Growing up, I was always the second twin. I was the one who sat for the second half of an hour-long piano lesson, the one who introduced myself after my sister, the one who said I wanted to be doctor or a veterinarian or work at a zoo when I grew up simply because my sister said so. When people asked for our ages, I waited for my sister to respond before saying, “We’re twins.” When people said our names together, they’d say mine second. Even the times on our birth certificates indicate I was born two minutes after her.
We did the same things, too. We played soccer, we played piano, we learned how to dance, we had the same friends and took similar classes. We’re fraternal twins, but many times, people couldn’t tell us apart. If we didn’t have different names — and if I weren’t an inch taller than she was as a kid — I’m convinced that we’d be the same person.
I can’t say I was particularly bothered by this dynamic. We sometimes burst out laughing for no apparent reason, and it didn’t matter how people were looking at us — because we could always say “I laughed because she laughed” and point at each other. When we had dance programs in large groups, my sister and I were always too synchronized, because we practiced together, and I was always trying to copy her technique. When neither of us could fall asleep at night, we could talk from opposite sides of the room about what someone did at school during the day. I’d know exactly whom she was talking about — those moments were nice.
I was the introvert, and she was the extrovert. It always took me a while to warm up to people I had just met, and it was comforting to know that there was someone else who could get through small talking for the both of us. I never paid attention to my mom when she told me talk more at dinner parties or to distant family members who may have stopped by for a brief visit.
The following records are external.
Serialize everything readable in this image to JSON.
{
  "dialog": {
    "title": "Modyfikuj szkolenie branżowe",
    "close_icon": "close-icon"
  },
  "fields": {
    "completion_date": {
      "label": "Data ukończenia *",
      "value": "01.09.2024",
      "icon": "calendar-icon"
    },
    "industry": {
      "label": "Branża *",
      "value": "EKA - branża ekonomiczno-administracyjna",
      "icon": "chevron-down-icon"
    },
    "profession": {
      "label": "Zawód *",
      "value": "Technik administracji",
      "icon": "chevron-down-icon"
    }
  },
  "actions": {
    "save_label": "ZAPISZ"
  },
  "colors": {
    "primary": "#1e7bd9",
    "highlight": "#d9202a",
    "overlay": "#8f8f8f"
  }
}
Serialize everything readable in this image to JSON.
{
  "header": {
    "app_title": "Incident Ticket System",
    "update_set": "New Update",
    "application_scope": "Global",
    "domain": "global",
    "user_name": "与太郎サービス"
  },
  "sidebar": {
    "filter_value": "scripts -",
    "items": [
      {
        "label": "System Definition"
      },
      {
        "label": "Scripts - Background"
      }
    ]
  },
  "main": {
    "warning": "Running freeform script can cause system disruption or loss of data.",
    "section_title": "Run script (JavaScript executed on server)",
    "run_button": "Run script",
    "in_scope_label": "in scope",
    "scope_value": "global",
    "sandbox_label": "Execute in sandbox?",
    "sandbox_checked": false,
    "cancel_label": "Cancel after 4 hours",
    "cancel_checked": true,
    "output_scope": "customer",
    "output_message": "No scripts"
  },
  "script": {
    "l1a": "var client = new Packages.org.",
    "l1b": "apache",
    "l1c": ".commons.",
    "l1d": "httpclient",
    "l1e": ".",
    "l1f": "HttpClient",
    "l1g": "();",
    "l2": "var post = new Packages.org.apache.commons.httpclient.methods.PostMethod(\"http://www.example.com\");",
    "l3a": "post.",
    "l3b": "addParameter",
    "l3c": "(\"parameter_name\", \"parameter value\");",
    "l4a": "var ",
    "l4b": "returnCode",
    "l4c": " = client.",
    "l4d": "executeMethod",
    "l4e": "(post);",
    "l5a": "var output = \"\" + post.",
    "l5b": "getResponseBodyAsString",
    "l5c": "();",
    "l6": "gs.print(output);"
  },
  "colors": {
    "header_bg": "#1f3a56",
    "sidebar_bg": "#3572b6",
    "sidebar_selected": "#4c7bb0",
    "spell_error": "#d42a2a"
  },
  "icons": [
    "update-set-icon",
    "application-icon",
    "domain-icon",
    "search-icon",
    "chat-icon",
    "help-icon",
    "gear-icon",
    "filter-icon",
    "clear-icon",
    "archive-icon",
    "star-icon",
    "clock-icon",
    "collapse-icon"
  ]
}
My understanding of my relationship with my sister was simplistic: As long as we had many things in common, she’d want to be my friend, and I’d always have someone to talk to.
My 21-year-old self hates that I ever thought it was that simple. But what’s a kid supposed to think when, even for others, comparing twins to each other is easier than not comparing them at all?
Living apart for the past three years has helped me outgrow that same naivety and my desire to be the exact same person as my sister. When I began my college career at UC Berkeley, my sister’s quarter had yet to begin, and for once, I was the first to do something she hadn’t yet done. I joined a club to tutor elementary school students, I began writing for this paper, I took classes I wasn’t sure I enjoyed. I spent evenings doing homework at Strada or Milano, developed a liking for white mochas and grew to appreciate the cloudy, misty sweater-weather days that I rarely experienced growing up. I made friends who only knew that I grew up with a second half if I told them (or if they looked at my Facebook page).
When I talked to my sister, I had to describe the people I had met here, tell her about how all the food at the dining commons starts tasting the same after about a month of eating it, illustrate that the eccentricity of Berkeley is something that makes this place strangely comforting.
I last saw my sister at the end of March. We talked, we laughed, we played with the dog, we made fun of each other. We watched each other dance to different songs, and when we did dance together, we weren’t as synchronized as we were before. We recounted stories from opposite sides of our bedroom of things we’d done, of people we’d met, of life as it happened to us — individually, differently.
I wasn’t bothered by fact that she knew some things I didn’t — in part because I don’t think of me or her as being first or second anymore and in part because I don’t care much how other people perceive me compared to my sister. I’ve learned that from Berkeley — that to be enough for yourself doesn’t make you better or worse than your sister. That it’s also enough for your sister to still be your best friend.
I’ve learned that Berkeley — both the city and the campus — is quietly self-assured, but it is not prideful. Every year, this place receives new students — people like me, who complain about the hills we must climb to get to class, the bipolar weather that changes suddenly from extremely cold to uncomfortably hot, the rent being too damn high. It does not pity us. To Berkeley, both the city and the campus, nobody is better or worse, first or second.
And there’s a certain intensity to Berkeley that forces you to actually do something to stay here; it makes you realize that succeeding requires not only passion but also persistence, humility, and the desire to improve yourself for only yourself. Try harder, this place tells us. Don’t complain. Move forward.